22/04/2026
La dopamina es un neurotransmisor, es decir, es una molécula que sirve para que nuestras neuronas se pasen información de unas a otras. En concreto, la dopamina juega un papel trascendental en el correcto funcionamiento de nuestro cerebro por su participación en procesos mentales tan importantes como la memoria, el aprendizaje o el sueño, de ahí que un exceso o una falta en su producción pueda tener consecuencias graves en nuestra salud.
Nuestro cerebro, al realizar ciertas acciones o conductas, refuerza su repetición soltando dopamina. Durante muchos años la dopamina fue considerada “la molécula del placer”, si bien investigaciones recientes han demostrado que la dopamina no es la causa directa de la sensación de placer o euforia y que, por lo tanto, existen otros mecanismos que pueden activar el llamado sistema de recompensa de nuestro cerebro. A pesar de ello, la comunidad científica sigue considerando que la dopamina es clave, más que en la producción de placer en sí, a la hora de provocar precisamente que queramos repetir dichas actividades placenteras y reforzar así la conducta.
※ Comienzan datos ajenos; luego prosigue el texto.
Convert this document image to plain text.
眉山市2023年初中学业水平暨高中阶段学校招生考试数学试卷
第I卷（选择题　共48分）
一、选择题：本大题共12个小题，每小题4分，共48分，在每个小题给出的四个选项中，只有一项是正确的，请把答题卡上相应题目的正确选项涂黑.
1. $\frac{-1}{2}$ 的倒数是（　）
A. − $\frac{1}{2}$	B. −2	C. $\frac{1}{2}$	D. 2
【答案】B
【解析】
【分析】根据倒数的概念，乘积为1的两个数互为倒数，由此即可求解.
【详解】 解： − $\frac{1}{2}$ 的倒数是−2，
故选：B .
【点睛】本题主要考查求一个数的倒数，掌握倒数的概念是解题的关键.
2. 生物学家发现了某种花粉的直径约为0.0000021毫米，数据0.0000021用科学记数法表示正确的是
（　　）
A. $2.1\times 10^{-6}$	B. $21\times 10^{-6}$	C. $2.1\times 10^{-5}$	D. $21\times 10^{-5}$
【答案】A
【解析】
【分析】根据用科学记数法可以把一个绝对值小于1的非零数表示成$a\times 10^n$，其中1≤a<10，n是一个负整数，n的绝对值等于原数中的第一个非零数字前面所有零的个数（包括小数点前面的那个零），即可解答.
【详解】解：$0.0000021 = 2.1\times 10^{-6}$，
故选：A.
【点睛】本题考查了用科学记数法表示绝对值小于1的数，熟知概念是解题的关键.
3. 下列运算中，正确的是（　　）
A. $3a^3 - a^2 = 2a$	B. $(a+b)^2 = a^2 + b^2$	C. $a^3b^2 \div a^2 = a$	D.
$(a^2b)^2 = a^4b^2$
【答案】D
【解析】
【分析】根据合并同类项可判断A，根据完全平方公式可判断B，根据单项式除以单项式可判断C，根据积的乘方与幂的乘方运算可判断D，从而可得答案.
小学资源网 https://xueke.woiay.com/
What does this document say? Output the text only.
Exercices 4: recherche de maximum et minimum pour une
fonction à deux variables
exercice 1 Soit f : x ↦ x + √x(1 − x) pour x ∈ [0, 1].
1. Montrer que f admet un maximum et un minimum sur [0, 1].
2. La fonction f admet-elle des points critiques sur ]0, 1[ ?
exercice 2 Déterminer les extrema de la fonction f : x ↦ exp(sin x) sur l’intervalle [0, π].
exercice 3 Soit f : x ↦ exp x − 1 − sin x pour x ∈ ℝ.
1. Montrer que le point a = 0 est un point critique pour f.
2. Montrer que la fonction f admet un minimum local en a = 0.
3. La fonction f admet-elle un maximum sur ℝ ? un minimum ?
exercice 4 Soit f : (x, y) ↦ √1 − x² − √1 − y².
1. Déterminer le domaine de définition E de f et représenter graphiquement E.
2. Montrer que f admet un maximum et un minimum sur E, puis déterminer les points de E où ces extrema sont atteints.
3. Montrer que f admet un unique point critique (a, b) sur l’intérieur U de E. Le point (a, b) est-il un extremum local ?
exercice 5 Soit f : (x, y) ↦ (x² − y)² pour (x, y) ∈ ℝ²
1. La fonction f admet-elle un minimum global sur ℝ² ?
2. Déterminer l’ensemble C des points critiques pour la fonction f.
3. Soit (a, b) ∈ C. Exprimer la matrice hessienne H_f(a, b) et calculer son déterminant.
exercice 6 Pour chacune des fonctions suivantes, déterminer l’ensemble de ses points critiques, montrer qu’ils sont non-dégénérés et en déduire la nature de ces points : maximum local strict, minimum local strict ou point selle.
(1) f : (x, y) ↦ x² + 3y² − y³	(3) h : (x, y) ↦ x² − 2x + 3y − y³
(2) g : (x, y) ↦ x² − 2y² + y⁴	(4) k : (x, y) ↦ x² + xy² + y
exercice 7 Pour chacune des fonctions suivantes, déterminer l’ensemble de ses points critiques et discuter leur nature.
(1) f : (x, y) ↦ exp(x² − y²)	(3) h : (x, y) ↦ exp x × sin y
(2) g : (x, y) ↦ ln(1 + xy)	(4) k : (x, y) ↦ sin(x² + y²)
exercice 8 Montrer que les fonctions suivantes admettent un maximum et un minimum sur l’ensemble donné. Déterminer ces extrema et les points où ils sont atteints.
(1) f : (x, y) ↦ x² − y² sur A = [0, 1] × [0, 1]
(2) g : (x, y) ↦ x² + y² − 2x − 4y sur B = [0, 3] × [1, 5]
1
Cuando se consumen dr**as, la producción de dopamina que lleva a cabo nuestro cerebro se dispara. Y es que las sustancias y las conductas que provocan adicción son capaces de generar auténticos torrentes de dopamina que, a su vez, pueden incluso llegar a cambiar la propia conformación neurológica del sujeto. Así, tal y como se explica desde Orbium Adicciones, al consumir dr**as se “crea una sobreestimulación de las neuronas, lo que desencadena una sensación de euforia fuerte y duradera”. Por lo tanto, “cuando una persona consume de forma continua una droga, el sistema de recompensa se ve afectado y se desensibiliza a los estímulos cotidianos”.